The German Federal Court of Justice recently issued a decision entitled ‘E-Mail via SMS’, November 22, 2011, X ZR 58/10, in which it was found that when seeking to improve a data structure prescribed in an international standard, a skilled person would consider mechanisms already described in the standard when solving the identified technical problem. It was furthermore found that if the standard provides a manageable number of possible solutions, each having specific advantages and disadvantages, this provides an incentive to take each of the solutions into account.

In the case in question it was ruled that it was obvious to apply a known concept for sending instructions to a SIM card of a mobile phone via special Short Message Service (SMS) messages that use the so-called SIM application toolkit to the problem of sending information elements of an email via SMS.

The fact that theoretically there is a large multitude of possible solutions different from the chosen one does not change the conclusion, because it is known to a skilled person to be undesirable to leave the context of a standard, as suggestions that require fundamental changes in a standard have little chance of being accepted. Thus, the wish to find a practical solution would lead the skilled person to concentrate on approaches already suggested in the standard.

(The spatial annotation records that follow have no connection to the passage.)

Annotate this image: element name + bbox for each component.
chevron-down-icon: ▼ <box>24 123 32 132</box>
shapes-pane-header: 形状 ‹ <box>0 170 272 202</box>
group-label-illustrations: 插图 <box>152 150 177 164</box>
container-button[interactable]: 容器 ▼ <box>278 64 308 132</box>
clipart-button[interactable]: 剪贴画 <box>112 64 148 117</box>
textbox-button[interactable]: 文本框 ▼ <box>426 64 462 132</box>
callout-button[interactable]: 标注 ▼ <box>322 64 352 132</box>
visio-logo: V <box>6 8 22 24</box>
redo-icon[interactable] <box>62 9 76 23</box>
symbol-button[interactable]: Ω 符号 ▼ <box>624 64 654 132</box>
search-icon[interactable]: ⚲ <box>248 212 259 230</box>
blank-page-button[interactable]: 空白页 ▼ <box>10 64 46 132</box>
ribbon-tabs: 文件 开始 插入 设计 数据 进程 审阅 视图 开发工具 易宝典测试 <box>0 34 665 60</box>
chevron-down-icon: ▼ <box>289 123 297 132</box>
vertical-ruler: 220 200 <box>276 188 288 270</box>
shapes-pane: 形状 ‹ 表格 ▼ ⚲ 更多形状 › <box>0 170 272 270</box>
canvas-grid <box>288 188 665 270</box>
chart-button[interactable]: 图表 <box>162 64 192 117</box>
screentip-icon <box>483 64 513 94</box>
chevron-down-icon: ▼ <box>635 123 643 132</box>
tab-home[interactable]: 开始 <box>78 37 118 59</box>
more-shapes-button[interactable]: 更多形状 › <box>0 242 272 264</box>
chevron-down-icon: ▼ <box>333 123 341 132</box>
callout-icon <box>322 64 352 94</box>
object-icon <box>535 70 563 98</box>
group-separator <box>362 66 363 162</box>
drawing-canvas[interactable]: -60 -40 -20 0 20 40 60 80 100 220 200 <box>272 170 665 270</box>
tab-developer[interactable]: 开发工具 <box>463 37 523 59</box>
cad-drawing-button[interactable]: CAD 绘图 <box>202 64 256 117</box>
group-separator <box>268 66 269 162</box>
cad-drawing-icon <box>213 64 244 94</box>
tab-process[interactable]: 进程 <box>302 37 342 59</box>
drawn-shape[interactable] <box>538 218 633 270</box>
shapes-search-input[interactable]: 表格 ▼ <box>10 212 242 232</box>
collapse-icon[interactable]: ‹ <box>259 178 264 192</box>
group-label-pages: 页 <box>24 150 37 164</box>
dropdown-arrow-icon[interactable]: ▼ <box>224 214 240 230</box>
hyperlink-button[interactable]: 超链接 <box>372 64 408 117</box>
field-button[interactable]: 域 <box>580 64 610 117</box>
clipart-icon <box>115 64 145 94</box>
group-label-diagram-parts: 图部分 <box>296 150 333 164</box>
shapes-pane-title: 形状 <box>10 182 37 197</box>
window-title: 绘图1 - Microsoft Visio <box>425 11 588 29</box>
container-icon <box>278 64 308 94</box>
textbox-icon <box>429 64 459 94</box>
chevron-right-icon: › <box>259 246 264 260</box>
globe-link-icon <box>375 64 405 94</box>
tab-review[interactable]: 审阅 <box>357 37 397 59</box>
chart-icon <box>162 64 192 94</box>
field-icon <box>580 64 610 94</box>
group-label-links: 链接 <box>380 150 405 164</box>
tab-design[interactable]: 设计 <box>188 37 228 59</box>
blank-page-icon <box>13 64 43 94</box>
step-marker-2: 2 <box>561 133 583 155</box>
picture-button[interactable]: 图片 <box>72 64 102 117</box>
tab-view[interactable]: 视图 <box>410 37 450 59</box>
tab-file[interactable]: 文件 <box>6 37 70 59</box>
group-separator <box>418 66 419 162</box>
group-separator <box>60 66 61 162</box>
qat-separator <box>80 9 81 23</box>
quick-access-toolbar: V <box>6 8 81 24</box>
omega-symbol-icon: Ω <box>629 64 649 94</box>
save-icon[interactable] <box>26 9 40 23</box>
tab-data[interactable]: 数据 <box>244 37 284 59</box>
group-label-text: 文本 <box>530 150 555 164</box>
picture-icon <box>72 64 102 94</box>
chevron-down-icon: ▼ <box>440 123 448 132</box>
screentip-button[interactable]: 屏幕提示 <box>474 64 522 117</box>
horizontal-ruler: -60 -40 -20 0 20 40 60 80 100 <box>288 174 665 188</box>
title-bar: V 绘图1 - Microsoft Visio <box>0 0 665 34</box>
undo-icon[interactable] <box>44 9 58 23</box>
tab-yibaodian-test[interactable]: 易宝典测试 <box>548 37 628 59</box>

The FCJ identified three solution paths from the standard for the identified objective problem, but did not accept the patent proprietor’s argument that the general prior art suggested one path in particular. Rather, it was found that the skilled person would have considered each of the paths, as it was recognizable that each had certain advantages and disadvantages.

This new decision is well in line with the FCJ’s case law on patentability, in which it is held that in order to conclude a lack of inventive step, it must be shown that a skilled person was not only able to identify a given problem, but in addition had certain incentives and hints towards the path chosen by the claimed invention (‘Betrieb einer Sicherheitseinrichtung’, April 30, 2009, Xa ZR 92/05). Namely, it has now been added that when dealing with inventions that relate to standards, an incentive to look into solution paths suggested by the standard itself can be assumed. On the other hand this also means that in future cases a plaintiff arguing a lack of inventive step of a standard related invention and drawing upon solutions outside of the standard context will have to take particular care to demonstrate why the skilled person had an incentive to look beyond the standard.